In recent years, new products emerge one after another at short intervals in IT-related technologies to imply that a superior position cannot be maintained in the market without differentiation of product in the highly intensified competition of the present time. Before users become accustomed to a product to some extent, another product makes its debut to embarrass most users.
In contrast, it takes a little longer time to develop technologies to control rolling stock, which are indebted to a large extent to the development of related technologies of the times, as seen in the history of EMU driving system. Most of the newly manufactured EMUs are now equipped with an inverter driving system. However, those manufactured in the recent past are of the DC series-wound motor type, because they feature easy control of speed and torque and have ideal characteristics for EMU powering control. As a matter of fact, a number of EMUs mounted with DC series-wound motors are still in service. Introduction of induction motors into rolling stock, which required a significant technological turnabout, was to cope with the strong demands to improve the maintainability of powering system and enhance the performance of rolling stock. In parallel with the development of power semiconductors and CPU-related parts, the technology to control the speed of induction motor progressed in different industries, which triggered discussions on their applicability to EMUs. The advent of GTO thyristor, together with the development of microcomputer technology, accelerated the development of inverter driving system for EMUs to the zenith of prosperity seen in the current railway industry.

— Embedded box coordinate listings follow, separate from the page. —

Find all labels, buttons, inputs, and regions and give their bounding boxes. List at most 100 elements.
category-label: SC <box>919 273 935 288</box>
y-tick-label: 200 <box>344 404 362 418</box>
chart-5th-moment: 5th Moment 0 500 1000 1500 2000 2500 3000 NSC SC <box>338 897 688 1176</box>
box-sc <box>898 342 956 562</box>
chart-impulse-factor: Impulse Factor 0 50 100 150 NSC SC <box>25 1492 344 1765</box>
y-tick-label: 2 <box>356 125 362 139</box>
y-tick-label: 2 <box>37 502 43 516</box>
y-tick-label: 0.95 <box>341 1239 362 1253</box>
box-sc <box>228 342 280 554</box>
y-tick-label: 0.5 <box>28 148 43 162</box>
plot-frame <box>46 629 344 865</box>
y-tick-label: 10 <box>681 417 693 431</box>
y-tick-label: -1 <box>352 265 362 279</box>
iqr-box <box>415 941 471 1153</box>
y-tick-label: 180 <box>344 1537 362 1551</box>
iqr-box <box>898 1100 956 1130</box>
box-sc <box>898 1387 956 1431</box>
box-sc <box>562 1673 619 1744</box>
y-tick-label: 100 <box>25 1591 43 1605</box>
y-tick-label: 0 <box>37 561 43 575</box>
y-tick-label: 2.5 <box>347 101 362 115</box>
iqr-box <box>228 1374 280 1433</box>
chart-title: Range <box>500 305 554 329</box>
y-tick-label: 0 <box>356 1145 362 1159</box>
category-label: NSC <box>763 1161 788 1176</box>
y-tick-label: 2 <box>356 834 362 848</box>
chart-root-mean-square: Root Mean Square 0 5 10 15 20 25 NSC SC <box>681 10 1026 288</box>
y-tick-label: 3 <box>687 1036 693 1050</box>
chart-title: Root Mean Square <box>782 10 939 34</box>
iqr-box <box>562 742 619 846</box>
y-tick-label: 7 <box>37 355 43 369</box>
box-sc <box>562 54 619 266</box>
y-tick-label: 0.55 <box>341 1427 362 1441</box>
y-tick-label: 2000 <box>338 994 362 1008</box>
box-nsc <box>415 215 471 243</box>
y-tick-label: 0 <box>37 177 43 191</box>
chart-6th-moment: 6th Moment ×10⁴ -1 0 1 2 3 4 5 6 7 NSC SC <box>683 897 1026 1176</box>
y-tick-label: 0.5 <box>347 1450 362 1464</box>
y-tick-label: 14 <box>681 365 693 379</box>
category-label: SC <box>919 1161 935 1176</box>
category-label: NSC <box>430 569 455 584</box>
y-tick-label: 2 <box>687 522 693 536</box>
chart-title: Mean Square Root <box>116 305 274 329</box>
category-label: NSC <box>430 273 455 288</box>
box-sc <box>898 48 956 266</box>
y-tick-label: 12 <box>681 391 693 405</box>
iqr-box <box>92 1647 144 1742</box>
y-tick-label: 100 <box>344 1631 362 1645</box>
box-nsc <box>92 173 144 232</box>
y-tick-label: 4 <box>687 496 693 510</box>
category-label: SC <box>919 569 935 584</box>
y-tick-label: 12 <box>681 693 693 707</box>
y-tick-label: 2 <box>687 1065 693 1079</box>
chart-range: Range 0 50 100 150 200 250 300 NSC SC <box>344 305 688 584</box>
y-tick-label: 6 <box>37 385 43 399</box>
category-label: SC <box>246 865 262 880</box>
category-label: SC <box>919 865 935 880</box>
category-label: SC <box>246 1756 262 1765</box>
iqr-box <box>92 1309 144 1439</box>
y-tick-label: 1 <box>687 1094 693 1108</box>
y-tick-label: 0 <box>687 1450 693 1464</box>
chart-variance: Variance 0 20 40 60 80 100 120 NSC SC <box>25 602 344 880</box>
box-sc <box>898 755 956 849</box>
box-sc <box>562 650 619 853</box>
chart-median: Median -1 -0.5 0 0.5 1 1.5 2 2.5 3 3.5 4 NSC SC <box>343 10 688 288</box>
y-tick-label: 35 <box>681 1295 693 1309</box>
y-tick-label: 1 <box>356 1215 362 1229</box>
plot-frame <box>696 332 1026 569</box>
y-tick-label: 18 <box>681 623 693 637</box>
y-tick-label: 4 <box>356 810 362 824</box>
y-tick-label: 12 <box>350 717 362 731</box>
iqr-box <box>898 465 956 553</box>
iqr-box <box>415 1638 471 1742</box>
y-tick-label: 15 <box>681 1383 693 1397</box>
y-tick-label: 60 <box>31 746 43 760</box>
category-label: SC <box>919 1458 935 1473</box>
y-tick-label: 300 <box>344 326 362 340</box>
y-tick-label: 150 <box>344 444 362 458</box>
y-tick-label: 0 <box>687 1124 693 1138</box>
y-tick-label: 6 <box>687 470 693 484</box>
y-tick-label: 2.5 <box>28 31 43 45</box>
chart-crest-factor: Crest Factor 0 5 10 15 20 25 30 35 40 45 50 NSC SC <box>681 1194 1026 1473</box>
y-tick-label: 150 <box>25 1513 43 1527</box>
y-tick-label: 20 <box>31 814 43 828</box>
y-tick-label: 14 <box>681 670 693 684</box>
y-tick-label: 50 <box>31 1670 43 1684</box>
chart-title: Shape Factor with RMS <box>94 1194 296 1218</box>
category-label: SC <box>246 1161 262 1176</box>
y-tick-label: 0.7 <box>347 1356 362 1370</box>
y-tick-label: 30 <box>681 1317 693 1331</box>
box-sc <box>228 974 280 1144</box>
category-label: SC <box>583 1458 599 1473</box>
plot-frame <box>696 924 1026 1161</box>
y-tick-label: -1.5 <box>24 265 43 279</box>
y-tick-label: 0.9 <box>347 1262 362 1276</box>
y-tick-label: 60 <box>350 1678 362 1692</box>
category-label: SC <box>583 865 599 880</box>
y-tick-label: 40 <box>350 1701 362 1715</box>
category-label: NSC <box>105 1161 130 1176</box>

As the performance of permanent magnet has improved, synchronous motors have also made their debut to use a magnet as the rotor, which are now used not only for small-capacity components but also for large-scale machines and systems. They are also being used as the traction motor of rolling stock on a trial basis. They feature high efficiency, since they realize a direct drive system without using reduction gears. It is also important to develop a new system that will save more energy in controlling rolling stock. Inverter control EMUs normally use regenerative brake. A system is now under test to store regenerated power in on-board batteries and use for powering, thereby aiming at the improvement of regenerating efficiency. In this system, a point is the power converter to control the batteries and the current of rolling stock, for which it is essential to develop a core technology.
In any event, it is inevitable to promote research and development on required technologies, in order to execute functions and fulfil performance blended with the rolling stock system. For this purpose as well, it is important to set up an antenna high to positively assess the movement of new technologies not only in railways but also in other industries, isn't it?